Proceedings of TDWG, 2007

TDWG Standards Architecture - What and Why

Roger Hyam

Abstract


In 2005, the TDWG Infrastructure Project (TIP) was given the remit of devising an umbrella architecture for TDWG standards. A meeting (TAG1) in April 2006 led to the establishment of the basic principles for underlying the standards architecture. The TIP has been promoting adoption of this common architecture over the last 18 months. But why have a standards architecture at all?

There is no need for a standards architecture when exchanging data within the federation of similar applications such as natural history collections. The federation is a closed system where a single exchange format can be agreed on. The federation can grow by adding new members whose needs are met by the format. This model has worked well in the past but it does not meet the primary use case that is emerging. Biodiversity research is typically carried out by combining data of different kinds from multiple sources. The providers of data do not know who will use their data or how it will be combined with data from other sources. The consumer needs some level of commonality across all the data received so that it can be combined for analysis without the need to write computer software for every new combination. This commonality needs to seamlessly extend to new types of data as they are made available. An architecture is required to provided this commonality.

What form should the architecture take? A degree of commonality could be achieved simply by specifying how the data should be serialised. If all suppliers passed data as well-formed XML for example, it would provide a degree of interoperability. Clients would however, still not know how the elements within one XML document relate to those in another, or how the items described in those documents relate. At the other extreme, the architecture could provide a detailed data type library which describes the way in which each kind of data should be serialised at a fine level of granularity. In other words, which XML elements must be present and what they should contain? It is however unlikely that a single set of serialisations would meet all needs any more than a single federation schema would. Some thematic networks require that they have well defined data types to ensure that the data passed is valid and fit for purpose.

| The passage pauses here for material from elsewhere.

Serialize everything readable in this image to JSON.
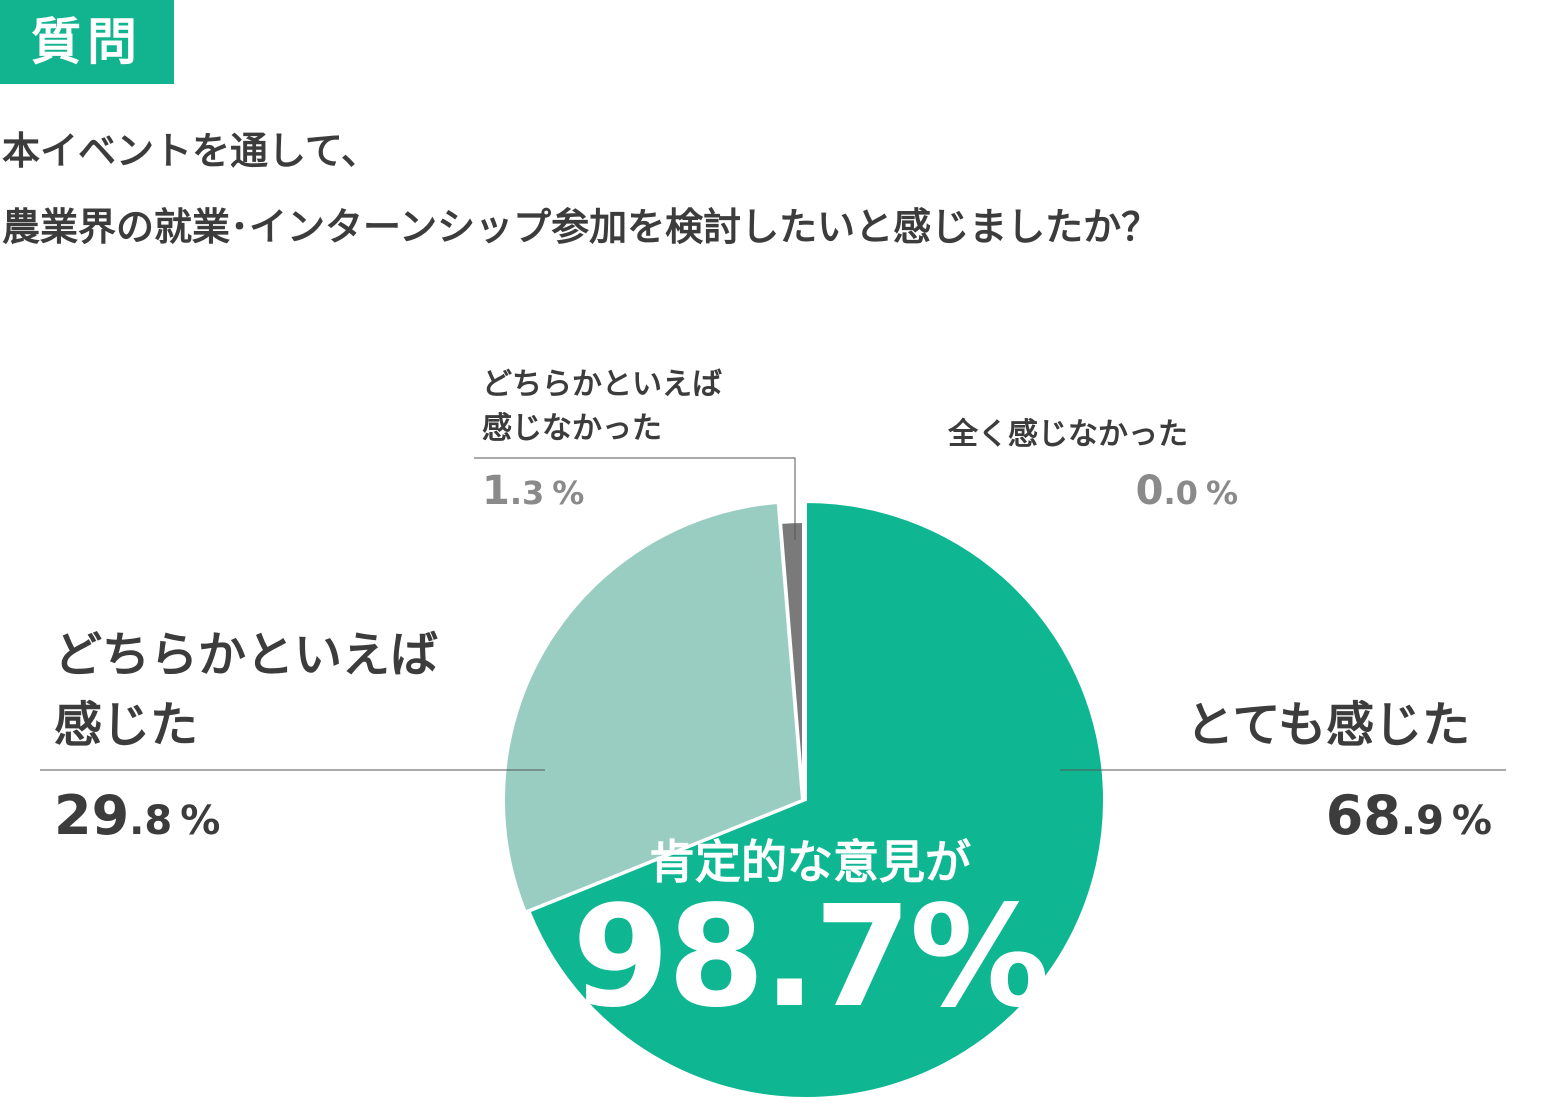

The architecture has to meet two needs. It has to allow generic interoperability but also restricted validation of data for some networks. It does this using three interlinked components. 1) An ontology is used to express the shared semantics of the data but not to define the validity of those data. Concepts within the ontology are represented as URIs (Universal Resource Indentifiers). 2) Exchange protocols use formats defined in XML Schemas (or other technologies) that exploit the URIs from the ontology concepts. 3) Objects about which data are exchanged are identified using Globally Unique Identifiers. This means that, although exchanges between data producers and clients may make use of different XML formats, the items the data is about and the meaning of the data elements is common across all formats.